Many studies have pointed to the current recommended daily allowances found on the nutrition facts panel of food packaging as being too low to maintain muscle mass for aging adults. The new recommended amount of protein for seniors is around 100 grams per day, broken up into three meals and one snack in order to avoid storing excess protein as fat or simply expelling it from the body. When protein intake is divided into multiple meals, it allows the body to metabolize it for muscle growth and maintenance throughout the day. While carbohydrates are the fuel for the muscles, the body needs protein building blocks to do something with that energy, like exercise or solve difficult problems. Low protein, even with normal levels of sugar, accounts for crashes as the energy comes and goes without somewhere for it to go.

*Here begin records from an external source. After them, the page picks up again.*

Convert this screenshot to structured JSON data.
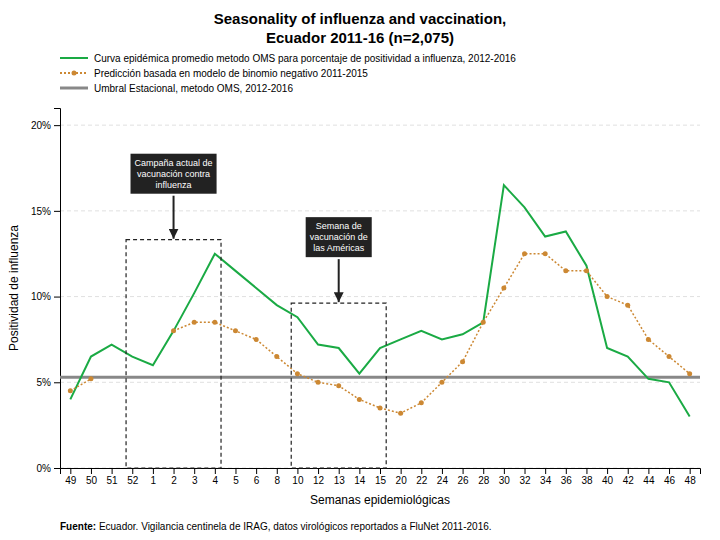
{
  "chart_data": {
    "type": "line",
    "title": [
      "Seasonality of influenza and vaccination,",
      "Ecuador 2011-16 (n=2,075)"
    ],
    "xlabel": "Semanas epidemiológicas",
    "ylabel": "Positividad de influenza",
    "categories": [
      "49",
      "50",
      "51",
      "52",
      "1",
      "2",
      "3",
      "4",
      "5",
      "6",
      "8",
      "10",
      "12",
      "13",
      "14",
      "15",
      "20",
      "22",
      "24",
      "26",
      "28",
      "30",
      "32",
      "34",
      "36",
      "38",
      "40",
      "42",
      "44",
      "46",
      "48"
    ],
    "series": [
      {
        "name": "Curva epidémica promedio metodo OMS para porcentaje de positividad a influenza, 2012-2016",
        "color": "#1aaa44",
        "line_style": "solid",
        "values": [
          4.0,
          6.5,
          7.2,
          6.5,
          6.0,
          8.0,
          10.2,
          12.5,
          11.5,
          10.5,
          9.5,
          8.8,
          7.2,
          7.0,
          5.5,
          7.0,
          7.5,
          8.0,
          7.5,
          7.8,
          8.5,
          16.5,
          15.2,
          13.5,
          13.8,
          11.8,
          7.0,
          6.5,
          5.2,
          5.0,
          3.0
        ]
      },
      {
        "name": "Predicción basada en modelo de binomio negativo 2011-2015",
        "color": "#cc8833",
        "line_style": "dotted",
        "marker": "circle",
        "values": [
          4.5,
          5.2,
          null,
          null,
          null,
          8.0,
          8.5,
          8.5,
          8.0,
          7.5,
          6.5,
          5.5,
          5.0,
          4.8,
          4.0,
          3.5,
          3.2,
          3.8,
          5.0,
          6.2,
          8.5,
          10.5,
          12.5,
          12.5,
          11.5,
          11.5,
          10.0,
          9.5,
          7.5,
          6.5,
          5.5
        ]
      }
    ],
    "threshold": {
      "name": "Umbral Estacional, metodo OMS, 2012-2016",
      "value": 5.3,
      "color": "#888888"
    },
    "ylim": [
      0,
      21
    ],
    "yticks": [
      {
        "value": 0,
        "label": "0%"
      },
      {
        "value": 5,
        "label": "5%"
      },
      {
        "value": 10,
        "label": "10%"
      },
      {
        "value": 15,
        "label": "15%"
      },
      {
        "value": 20,
        "label": "20%"
      }
    ],
    "grid": true,
    "annotations": [
      {
        "text": "Campaña actual de\nvacunación contra\ninfluenza",
        "from": "52",
        "to": "4"
      },
      {
        "text": "Semana de\nvacunación de\nlas Américas",
        "from": "10",
        "to": "15"
      }
    ],
    "source_label": "Fuente:",
    "source": " Ecuador. Vigilancia centinela de IRAG, datos virológicos reportados a FluNet 2011-2016."
  }
}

For optimum daily energy, it’s important to get enough protein at breakfast, lunch, and dinner. Protein at breakfast in particular can help regulate body function and contribute to normal fat burn during the day. It’s important to make sure that each meal has lean proteins, and at least one features animal protein to deliver nutrients and amino acids only found in animals. Those averse to eating animal protein should invest in amino acid supplements. It’s also a good idea to have a fortified breakfast cereal with breakfast as many B vitamins are added to them and have been linked to improved health in older adults.
Sometimes, older adults suffer from lack of appetite, impacting their food intake. Part of that may be attributed to the lack of bright and diverse colors in their food selections. It’s important to add brightly colored veggies to these protein-heavy meals to help stimulate appetite. Not eating can spiral into muscle loss and muscle is hard to replace or maintain in older adults, which makes sticking to regular meals an important part of a healthy lifestyle. Studies have also indicated that omega-3 fats, like those in avocado and extra virgin olive oil, are important to brain function and limit the body’s craving for dense and less healthy saturated fats.
Here is a sample menu for a day of healthy eating:
Breakfast: a fortified cereal with milk, and an egg on the side.
Lunch: a sandwich comprising whole wheat bread and an animal protein, such as a turkey, and a salad on the side.
Protein-based snack: a couple of cheese sticks.
Dinner: a dense protein, such as half a chicken breast, with sweet potatoes, green beans, roasted peppers, and/or broccoli on the side.